Jonna looked like she didn’t believe me. The strawberry cake hadn’t mellowed her out very much.
“He’s a ghost?”
> “Not exactly,” Jonna said. She took a sip of water, enjoying my impatience. Finally, when I was about to take my leftover cake and go, she relented. “Okay, look. How much do you know about the feud between your family and the Wixsteds?”
“I know there is one. That’s about it.”
“Your father never filled you in?”
My father never filled me in on a lot of things, I thought. “It apparently slipped his mind,” I said. The sweet taste of cream cheese icing had turned to library paste in my mouth.
“I didn’t know about any of this until my uncle died,” I added. Even I wasn’t sure what “any of this” meant.
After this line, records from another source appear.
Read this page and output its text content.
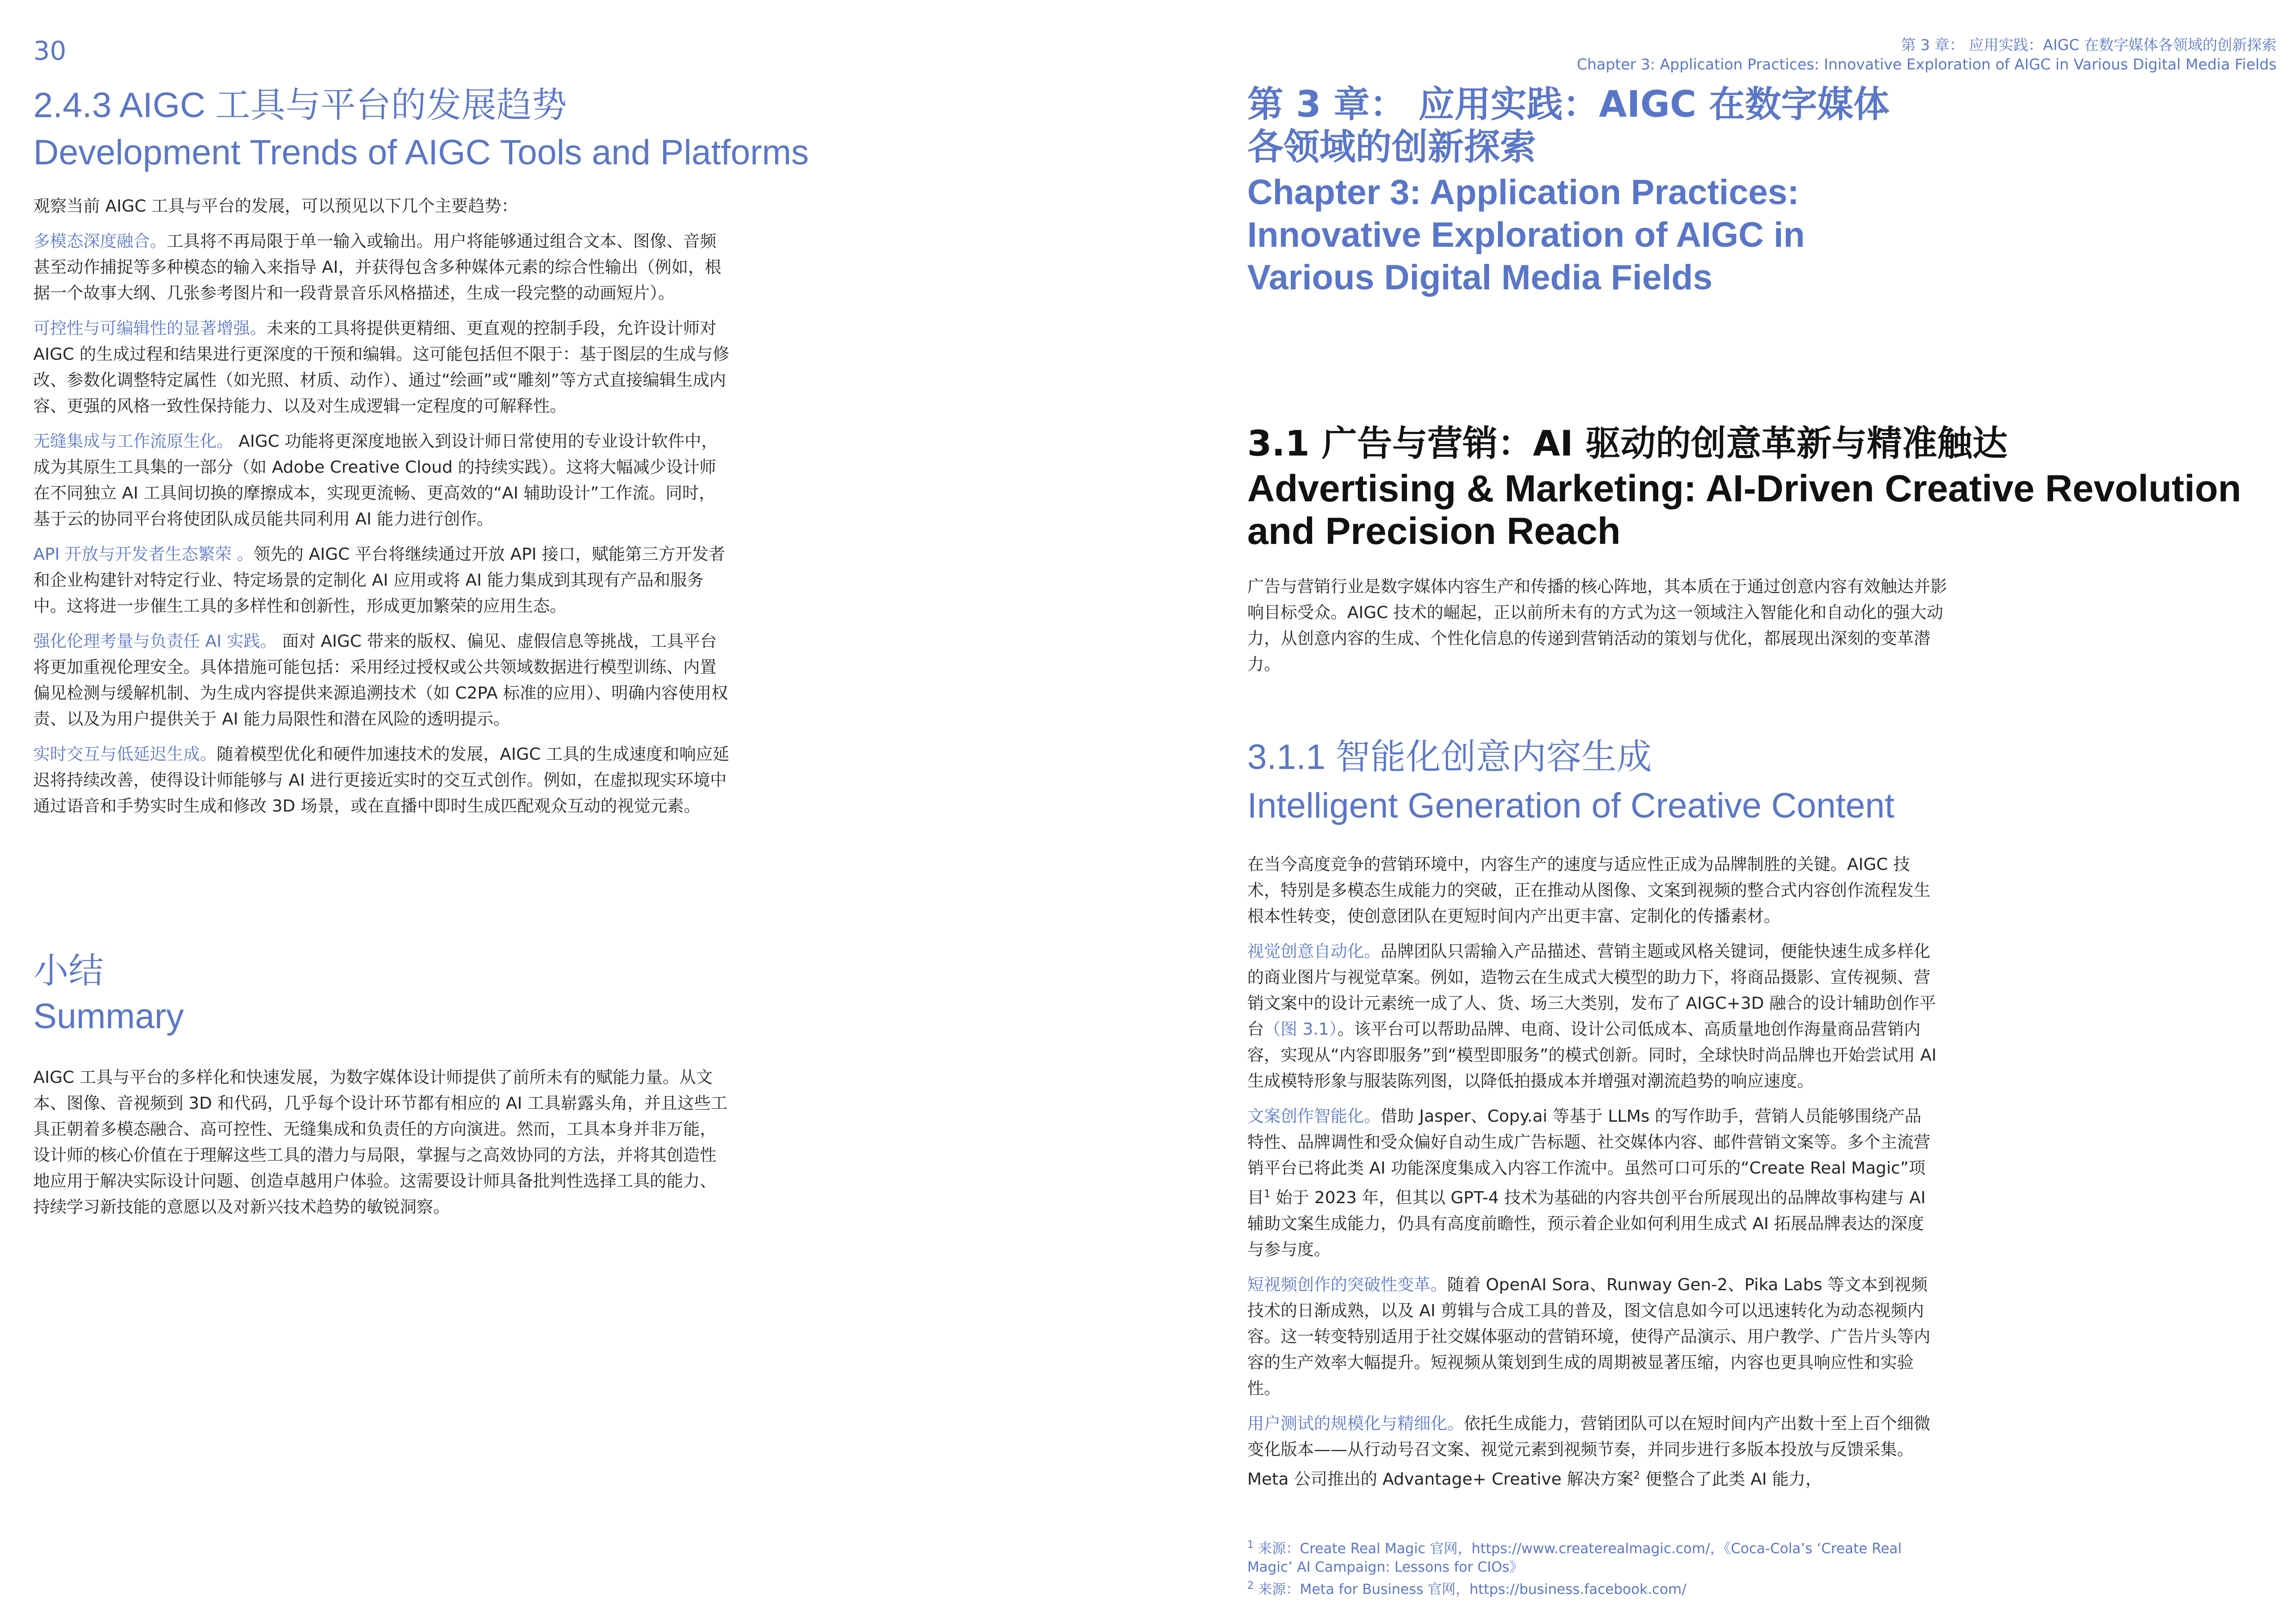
30
2.4.3 AIGC 工具与平台的发展趋势
Development Trends of AIGC Tools and Platforms
观察当前 AIGC 工具与平台的发展，可以预见以下几个主要趋势：

多模态深度融合。工具将不再局限于单一输入或输出。用户将能够通过组合文本、图像、音频甚至动作捕捉等多种模态的输入来指导 AI，并获得包含多种媒体元素的综合性输出（例如，根据一个故事大纲、几张参考图片和一段背景音乐风格描述，生成一段完整的动画短片）。

可控性与可编辑性的显著增强。未来的工具将提供更精细、更直观的控制手段，允许设计师对 AIGC 的生成过程和结果进行更深度的干预和编辑。这可能包括但不限于：基于图层的生成与修改、参数化调整特定属性（如光照、材质、动作）、通过“绘画”或“雕刻”等方式直接编辑生成内容、更强的风格一致性保持能力、以及对生成逻辑一定程度的可解释性。

无缝集成与工作流原生化。 AIGC 功能将更深度地嵌入到设计师日常使用的专业设计软件中，成为其原生工具集的一部分（如 Adobe Creative Cloud 的持续实践）。这将大幅减少设计师在不同独立 AI 工具间切换的摩擦成本，实现更流畅、更高效的“AI 辅助设计”工作流。同时，基于云的协同平台将使团队成员能共同利用 AI 能力进行创作。

API 开放与开发者生态繁荣 。领先的 AIGC 平台将继续通过开放 API 接口，赋能第三方开发者和企业构建针对特定行业、特定场景的定制化 AI 应用或将 AI 能力集成到其现有产品和服务中。这将进一步催生工具的多样性和创新性，形成更加繁荣的应用生态。

强化伦理考量与负责任 AI 实践。 面对 AIGC 带来的版权、偏见、虚假信息等挑战，工具平台将更加重视伦理安全。具体措施可能包括：采用经过授权或公共领域数据进行模型训练、内置偏见检测与缓解机制、为生成内容提供来源追溯技术（如 C2PA 标准的应用）、明确内容使用权责、以及为用户提供关于 AI 能力局限性和潜在风险的透明提示。

实时交互与低延迟生成。随着模型优化和硬件加速技术的发展，AIGC 工具的生成速度和响应延迟将持续改善，使得设计师能够与 AI 进行更接近实时的交互式创作。例如，在虚拟现实环境中通过语音和手势实时生成和修改 3D 场景，或在直播中即时生成匹配观众互动的视觉元素。

小结
Summary
AIGC 工具与平台的多样化和快速发展，为数字媒体设计师提供了前所未有的赋能力量。从文本、图像、音视频到 3D 和代码，几乎每个设计环节都有相应的 AI 工具崭露头角，并且这些工具正朝着多模态融合、高可控性、无缝集成和负责任的方向演进。然而，工具本身并非万能，设计师的核心价值在于理解这些工具的潜力与局限，掌握与之高效协同的方法，并将其创造性地应用于解决实际设计问题、创造卓越用户体验。这需要设计师具备批判性选择工具的能力、持续学习新技能的意愿以及对新兴技术趋势的敏锐洞察。
第 3 章： 应用实践：AIGC 在数字媒体各领域的创新探索
Chapter 3: Application Practices: Innovative Exploration of AIGC in Various Digital Media Fields
第 3 章： 应用实践：AIGC 在数字媒体各领域的创新探索
Chapter 3: Application Practices: Innovative Exploration of AIGC in Various Digital Media Fields
3.1 广告与营销：AI 驱动的创意革新与精准触达
Advertising & Marketing: AI-Driven Creative Revolution and Precision Reach
广告与营销行业是数字媒体内容生产和传播的核心阵地，其本质在于通过创意内容有效触达并影响目标受众。AIGC 技术的崛起，正以前所未有的方式为这一领域注入智能化和自动化的强大动力，从创意内容的生成、个性化信息的传递到营销活动的策划与优化，都展现出深刻的变革潜力。
3.1.1 智能化创意内容生成
Intelligent Generation of Creative Content

在当今高度竞争的营销环境中，内容生产的速度与适应性正成为品牌制胜的关键。AIGC 技术，特别是多模态生成能力的突破，正在推动从图像、文案到视频的整合式内容创作流程发生根本性转变，使创意团队在更短时间内产出更丰富、定制化的传播素材。

视觉创意自动化。品牌团队只需输入产品描述、营销主题或风格关键词，便能快速生成多样化的商业图片与视觉草案。例如，造物云在生成式大模型的助力下，将商品摄影、宣传视频、营销文案中的设计元素统一成了人、货、场三大类别，发布了 AIGC+3D 融合的设计辅助创作平台（图 3.1）。该平台可以帮助品牌、电商、设计公司低成本、高质量地创作海量商品营销内容，实现从“内容即服务”到“模型即服务”的模式创新。同时，全球快时尚品牌也开始尝试用 AI 生成模特形象与服装陈列图，以降低拍摄成本并增强对潮流趋势的响应速度。

文案创作智能化。借助 Jasper、Copy.ai 等基于 LLMs 的写作助手，营销人员能够围绕产品特性、品牌调性和受众偏好自动生成广告标题、社交媒体内容、邮件营销文案等。多个主流营销平台已将此类 AI 功能深度集成入内容工作流中。虽然可口可乐的“Create Real Magic”项目$^1$ 始于 2023 年，但其以 GPT-4 技术为基础的内容共创平台所展现出的品牌故事构建与 AI 辅助文案生成能力，仍具有高度前瞻性，预示着企业如何利用生成式 AI 拓展品牌表达的深度与参与度。

短视频创作的突破性变革。随着 OpenAI Sora、Runway Gen-2、Pika Labs 等文本到视频技术的日渐成熟，以及 AI 剪辑与合成工具的普及，图文信息如今可以迅速转化为动态视频内容。这一转变特别适用于社交媒体驱动的营销环境，使得产品演示、用户教学、广告片头等内容的生产效率大幅提升。短视频从策划到生成的周期被显著压缩，内容也更具响应性和实验性。

用户测试的规模化与精细化。依托生成能力，营销团队可以在短时间内产出数十至上百个细微变化版本——从行动号召文案、视觉元素到视频节奏，并同步进行多版本投放与反馈采集。Meta 公司推出的 Advantage+ Creative 解决方案$^2$ 便整合了此类 AI 能力，

$^1$ 来源：Create Real Magic 官网，https://www.createrealmagic.com/，《Coca-Cola’s ‘Create Real Magic’ AI Campaign: Lessons for CIOs》

$^2$ 来源：Meta for Business 官网，https://business.facebook.com/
She saw my expression and her face changed. There were still a few bites of strawberry cake left on her plate, so she attacked them with unexpected ferocity. She finished the slice in four big bites. It was an impressive display of stress-eating. “You know your uncle was murdered, right?” she finally said.
Talk about a buzz kill. I reached for one of the folded-up cardboard takeaway boxes tucked between the napkin dispenser and the ketchup bottle. I was done eating cake for the day but there was no way I was going to waste such deliciousness. As I carefully transferred the leftovers from my plate to the box, I tried to process what she’d just said. Finally, I looked up at her. “No,” I said. “I didn’t know that.” I had so many questions, but the one I asked was, “Why would anyone kill Ned?”
“Your uncle was killed for the Book of Wix.”
“Seriously?”
“It’s a grimoire,” she said. “He had it and it didn’t belong to him.”
“And you know this how?”
“Because he bragged about it.”
I must have looked skeptical because she added, “Your Uncle Ned was not a nice guy Laine.”
I had no answer for that, so I changed the subject. “Why is Efraim’s not-exactly-a-ghost hanging around the school?”
“Looking for you. The grimoire belongs to him and he thinks you have it.”
I didn’t like the use of present tense in relation to Efraim. I didn’t like the idea that he was still lurking around somewhere. “Could he have hurt us?” I asked.